Family spokesman John Mayhew told New Zealand television that Lomu’s death was “totally unexpected” and that he had only arrived back from the UK on Tuesday, after spending time there for the Rugby World Cup.
New Zealand Prime Minister John Key said: “The thoughts of the entire country are with his family.”
In an interview with the Daily Mail in August, Lomu had said he was on dialysis and hoping for a second kidney transplant.
He is survived by his wife Nadene and two sons.
‘Blend of pace, power and size never before seen’
Jonah Lomu in action against England in the 1995 Rugby World Cup semi-final
Jonah Lomu scored 43 All Blacks tries, including four against England in the 1995 World Cup semi-final
BBC Radio 5 live’s rugby union reporter Chris Jones:
No-one transcended the sport of rugby union quite like Jonah Lomu. Bursting onto the scene of the 1995 World Cup, Lomu was a force of nature, the player of the tournament by some distance. His blend of pace, power and size never before seen.
Despite his health problems, he had been working in the UK during the recent Rugby World Cup, which makes his death all the more shocking.
Quite simply, Lomu was a giant of world rugby. The man who changed the game forever.

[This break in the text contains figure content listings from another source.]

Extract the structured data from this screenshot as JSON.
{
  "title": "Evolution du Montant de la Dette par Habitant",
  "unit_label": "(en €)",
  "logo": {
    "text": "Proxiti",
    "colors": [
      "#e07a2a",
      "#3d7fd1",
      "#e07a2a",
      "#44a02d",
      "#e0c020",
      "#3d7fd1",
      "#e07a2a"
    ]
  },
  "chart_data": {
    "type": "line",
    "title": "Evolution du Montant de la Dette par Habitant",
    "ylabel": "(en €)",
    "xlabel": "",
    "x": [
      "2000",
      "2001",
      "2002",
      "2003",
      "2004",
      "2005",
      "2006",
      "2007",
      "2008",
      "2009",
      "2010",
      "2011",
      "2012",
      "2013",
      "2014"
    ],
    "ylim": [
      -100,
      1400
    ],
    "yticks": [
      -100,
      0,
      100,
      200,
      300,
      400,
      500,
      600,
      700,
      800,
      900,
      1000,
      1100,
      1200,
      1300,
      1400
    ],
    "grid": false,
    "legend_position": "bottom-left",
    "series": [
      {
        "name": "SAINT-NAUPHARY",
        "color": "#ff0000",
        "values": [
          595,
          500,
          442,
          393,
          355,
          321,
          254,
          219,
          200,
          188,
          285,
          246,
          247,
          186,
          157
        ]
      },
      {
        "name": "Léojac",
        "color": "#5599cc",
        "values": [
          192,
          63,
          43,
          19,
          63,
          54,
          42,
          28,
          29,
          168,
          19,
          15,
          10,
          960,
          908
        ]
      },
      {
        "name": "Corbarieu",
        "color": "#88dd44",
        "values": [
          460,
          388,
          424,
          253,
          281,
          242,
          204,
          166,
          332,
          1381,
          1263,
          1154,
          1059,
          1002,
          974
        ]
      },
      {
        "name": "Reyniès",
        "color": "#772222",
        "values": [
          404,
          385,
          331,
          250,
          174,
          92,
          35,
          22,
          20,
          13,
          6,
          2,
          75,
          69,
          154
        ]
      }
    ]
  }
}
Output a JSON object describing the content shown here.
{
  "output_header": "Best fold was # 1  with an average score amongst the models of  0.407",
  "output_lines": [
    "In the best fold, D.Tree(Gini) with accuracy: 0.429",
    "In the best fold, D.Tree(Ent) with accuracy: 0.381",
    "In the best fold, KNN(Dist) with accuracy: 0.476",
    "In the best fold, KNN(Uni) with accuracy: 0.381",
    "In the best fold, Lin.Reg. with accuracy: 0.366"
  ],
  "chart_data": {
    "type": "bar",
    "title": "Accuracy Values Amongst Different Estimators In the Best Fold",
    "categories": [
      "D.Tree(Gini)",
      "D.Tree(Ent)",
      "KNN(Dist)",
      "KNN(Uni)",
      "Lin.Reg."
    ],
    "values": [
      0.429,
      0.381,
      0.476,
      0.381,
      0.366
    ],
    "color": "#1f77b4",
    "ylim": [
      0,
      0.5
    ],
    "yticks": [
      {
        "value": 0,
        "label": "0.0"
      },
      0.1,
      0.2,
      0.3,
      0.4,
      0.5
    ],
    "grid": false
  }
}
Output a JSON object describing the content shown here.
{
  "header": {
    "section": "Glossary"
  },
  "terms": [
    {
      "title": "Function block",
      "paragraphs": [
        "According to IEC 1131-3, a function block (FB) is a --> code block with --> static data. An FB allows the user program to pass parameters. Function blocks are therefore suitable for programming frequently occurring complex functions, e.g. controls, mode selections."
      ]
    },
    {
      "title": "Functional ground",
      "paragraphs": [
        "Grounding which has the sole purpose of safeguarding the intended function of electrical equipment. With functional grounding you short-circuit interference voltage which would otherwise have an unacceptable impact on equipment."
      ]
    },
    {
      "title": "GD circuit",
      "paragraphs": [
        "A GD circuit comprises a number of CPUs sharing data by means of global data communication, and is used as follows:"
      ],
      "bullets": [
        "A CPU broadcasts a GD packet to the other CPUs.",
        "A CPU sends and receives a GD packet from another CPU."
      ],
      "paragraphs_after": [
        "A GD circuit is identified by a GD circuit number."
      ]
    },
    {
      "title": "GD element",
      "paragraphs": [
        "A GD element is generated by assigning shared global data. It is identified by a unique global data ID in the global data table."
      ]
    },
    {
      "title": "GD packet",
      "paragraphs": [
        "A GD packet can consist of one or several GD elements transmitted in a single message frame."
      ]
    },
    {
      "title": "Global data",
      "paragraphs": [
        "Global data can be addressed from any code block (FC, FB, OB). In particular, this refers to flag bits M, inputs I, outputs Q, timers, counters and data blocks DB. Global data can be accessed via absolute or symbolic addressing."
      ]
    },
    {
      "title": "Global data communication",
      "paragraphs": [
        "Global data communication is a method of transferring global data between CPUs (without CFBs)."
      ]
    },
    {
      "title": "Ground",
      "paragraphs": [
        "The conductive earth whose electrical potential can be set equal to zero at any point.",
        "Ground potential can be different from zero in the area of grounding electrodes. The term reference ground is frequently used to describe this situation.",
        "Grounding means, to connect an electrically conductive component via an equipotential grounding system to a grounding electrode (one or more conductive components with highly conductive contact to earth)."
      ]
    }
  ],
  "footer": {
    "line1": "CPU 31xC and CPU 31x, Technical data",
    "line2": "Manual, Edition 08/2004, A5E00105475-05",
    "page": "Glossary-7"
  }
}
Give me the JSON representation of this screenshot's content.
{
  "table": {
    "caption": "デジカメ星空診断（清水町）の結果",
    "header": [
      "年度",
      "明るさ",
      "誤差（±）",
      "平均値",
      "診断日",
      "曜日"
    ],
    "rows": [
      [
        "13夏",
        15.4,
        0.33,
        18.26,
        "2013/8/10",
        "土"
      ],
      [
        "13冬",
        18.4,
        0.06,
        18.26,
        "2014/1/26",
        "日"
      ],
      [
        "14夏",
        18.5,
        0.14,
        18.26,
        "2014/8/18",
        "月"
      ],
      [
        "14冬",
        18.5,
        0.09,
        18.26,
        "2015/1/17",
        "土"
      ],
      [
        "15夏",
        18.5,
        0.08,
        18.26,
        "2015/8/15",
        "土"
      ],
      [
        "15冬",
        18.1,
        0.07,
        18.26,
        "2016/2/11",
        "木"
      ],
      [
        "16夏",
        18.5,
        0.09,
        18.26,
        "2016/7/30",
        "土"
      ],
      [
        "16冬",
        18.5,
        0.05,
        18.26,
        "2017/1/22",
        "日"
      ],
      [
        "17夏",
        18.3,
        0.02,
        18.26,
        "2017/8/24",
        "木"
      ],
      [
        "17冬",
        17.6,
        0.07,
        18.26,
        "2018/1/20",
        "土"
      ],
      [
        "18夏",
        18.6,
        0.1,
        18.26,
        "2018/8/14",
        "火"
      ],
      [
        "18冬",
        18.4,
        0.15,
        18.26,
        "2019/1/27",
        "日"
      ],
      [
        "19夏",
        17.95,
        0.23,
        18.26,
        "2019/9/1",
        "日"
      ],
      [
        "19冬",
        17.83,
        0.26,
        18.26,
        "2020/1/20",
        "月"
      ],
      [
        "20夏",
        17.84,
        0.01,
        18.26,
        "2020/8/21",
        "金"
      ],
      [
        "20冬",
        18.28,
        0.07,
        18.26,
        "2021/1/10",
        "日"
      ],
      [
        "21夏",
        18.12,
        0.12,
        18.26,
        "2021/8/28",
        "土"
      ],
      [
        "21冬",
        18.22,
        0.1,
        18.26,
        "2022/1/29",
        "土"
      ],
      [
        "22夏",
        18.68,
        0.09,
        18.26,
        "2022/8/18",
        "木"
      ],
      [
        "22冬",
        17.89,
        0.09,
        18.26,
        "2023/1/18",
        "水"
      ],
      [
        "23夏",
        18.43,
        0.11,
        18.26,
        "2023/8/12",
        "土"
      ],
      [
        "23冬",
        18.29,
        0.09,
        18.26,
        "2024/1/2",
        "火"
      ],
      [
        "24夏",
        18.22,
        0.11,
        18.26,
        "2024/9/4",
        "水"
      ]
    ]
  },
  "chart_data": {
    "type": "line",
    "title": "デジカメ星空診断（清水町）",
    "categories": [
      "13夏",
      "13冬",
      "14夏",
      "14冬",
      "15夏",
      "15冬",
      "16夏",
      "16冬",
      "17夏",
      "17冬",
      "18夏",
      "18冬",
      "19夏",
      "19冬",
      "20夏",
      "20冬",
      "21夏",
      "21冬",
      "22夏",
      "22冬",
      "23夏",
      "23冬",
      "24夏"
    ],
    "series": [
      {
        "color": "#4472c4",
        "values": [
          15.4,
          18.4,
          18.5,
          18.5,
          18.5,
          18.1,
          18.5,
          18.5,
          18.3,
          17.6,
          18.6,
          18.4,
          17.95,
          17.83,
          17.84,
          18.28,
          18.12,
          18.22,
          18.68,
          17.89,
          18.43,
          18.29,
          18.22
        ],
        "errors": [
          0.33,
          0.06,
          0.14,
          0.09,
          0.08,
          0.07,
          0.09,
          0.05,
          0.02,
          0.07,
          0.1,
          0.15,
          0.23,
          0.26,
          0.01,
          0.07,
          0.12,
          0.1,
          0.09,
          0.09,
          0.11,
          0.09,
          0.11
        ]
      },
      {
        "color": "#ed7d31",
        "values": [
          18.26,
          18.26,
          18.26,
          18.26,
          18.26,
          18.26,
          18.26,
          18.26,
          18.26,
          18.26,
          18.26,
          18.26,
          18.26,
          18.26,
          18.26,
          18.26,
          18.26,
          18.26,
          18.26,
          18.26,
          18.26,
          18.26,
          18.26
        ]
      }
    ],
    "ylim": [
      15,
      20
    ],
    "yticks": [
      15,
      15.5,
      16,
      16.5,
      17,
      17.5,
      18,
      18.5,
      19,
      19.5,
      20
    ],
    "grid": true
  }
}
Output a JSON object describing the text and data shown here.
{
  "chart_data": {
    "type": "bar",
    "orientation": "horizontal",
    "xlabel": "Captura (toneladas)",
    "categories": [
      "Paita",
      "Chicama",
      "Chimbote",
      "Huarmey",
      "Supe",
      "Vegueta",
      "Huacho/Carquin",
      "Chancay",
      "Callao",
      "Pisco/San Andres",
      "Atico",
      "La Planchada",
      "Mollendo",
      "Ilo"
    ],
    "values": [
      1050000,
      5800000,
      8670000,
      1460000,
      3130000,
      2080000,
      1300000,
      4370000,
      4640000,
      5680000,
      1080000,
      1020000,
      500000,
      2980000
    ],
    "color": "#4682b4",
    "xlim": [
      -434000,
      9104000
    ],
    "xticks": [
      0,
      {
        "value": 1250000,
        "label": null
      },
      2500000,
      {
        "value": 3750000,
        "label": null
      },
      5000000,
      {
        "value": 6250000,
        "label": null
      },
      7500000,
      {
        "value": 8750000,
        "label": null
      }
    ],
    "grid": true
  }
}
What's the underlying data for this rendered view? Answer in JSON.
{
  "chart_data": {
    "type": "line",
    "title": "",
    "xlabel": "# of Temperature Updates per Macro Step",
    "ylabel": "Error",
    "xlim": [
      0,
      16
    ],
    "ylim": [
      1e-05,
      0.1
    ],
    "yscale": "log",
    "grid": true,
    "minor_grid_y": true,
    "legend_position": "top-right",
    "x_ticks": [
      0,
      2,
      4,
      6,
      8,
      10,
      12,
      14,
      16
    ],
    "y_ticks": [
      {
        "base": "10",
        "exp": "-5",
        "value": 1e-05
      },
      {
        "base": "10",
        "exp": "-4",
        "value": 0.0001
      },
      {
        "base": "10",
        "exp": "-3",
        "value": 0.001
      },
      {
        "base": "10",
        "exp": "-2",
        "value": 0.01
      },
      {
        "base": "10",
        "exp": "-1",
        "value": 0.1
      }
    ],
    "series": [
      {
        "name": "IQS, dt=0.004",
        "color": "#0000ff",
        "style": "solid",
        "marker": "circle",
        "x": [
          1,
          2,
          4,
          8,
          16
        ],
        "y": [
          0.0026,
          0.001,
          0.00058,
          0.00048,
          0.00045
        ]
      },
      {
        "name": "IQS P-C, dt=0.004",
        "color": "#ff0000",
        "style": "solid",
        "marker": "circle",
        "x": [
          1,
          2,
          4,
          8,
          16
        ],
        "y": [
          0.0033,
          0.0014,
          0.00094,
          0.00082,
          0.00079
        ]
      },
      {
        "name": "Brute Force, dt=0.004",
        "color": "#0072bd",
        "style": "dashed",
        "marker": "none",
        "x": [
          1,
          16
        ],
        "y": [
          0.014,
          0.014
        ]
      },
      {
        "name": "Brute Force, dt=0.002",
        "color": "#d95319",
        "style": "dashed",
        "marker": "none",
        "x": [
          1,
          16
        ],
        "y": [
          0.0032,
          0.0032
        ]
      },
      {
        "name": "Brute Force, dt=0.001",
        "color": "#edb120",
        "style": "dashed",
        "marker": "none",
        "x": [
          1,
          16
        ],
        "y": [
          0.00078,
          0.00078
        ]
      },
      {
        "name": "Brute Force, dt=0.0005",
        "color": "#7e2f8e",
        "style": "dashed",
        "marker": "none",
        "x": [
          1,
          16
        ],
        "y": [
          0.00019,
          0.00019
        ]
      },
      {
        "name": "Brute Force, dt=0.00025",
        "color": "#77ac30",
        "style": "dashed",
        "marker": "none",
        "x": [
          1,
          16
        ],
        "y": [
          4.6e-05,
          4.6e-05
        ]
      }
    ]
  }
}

Lomu made his Test debut in 1994 against France in Christchurch.
As well as playing for several domestic teams in his homeland, he made 10 appearances for Cardiff Blues in Wales between 2005 and 2006, shortly before his retirement.
Despite never winning the World Cup, he is the joint top try-scorer in its history – alongside South Africa wing Bryan Habana – with 15 tries in 11 games during the 1995 and 1999 tournaments.
The winger captured global attention by scoring four tries against England in the 1995 semi-final, including a memorable solo effort where he ran over the top of full-back Mike Catt.
Former New Zealand captain Sean Fitzpatrick tweeted: “Our thoughts are with the Jonah Lomu family tonight. A very special person.”
All Blacks World Cup winner Dan Carter tweeted: “I still can’t believe the sad news. Love and thoughts go out to Jonah’s family.”
And former Wales fly-half Jonathan Davies said: “Can’t believe that Jonah Lomu has passed away. Was with him and his wife and family for an evening last month.
“So sad, life is so cruel. RIP Jonah you were a true legend and a gentleman. You changed the game of rugby and will be sorely missed. My thoughts are with your family.”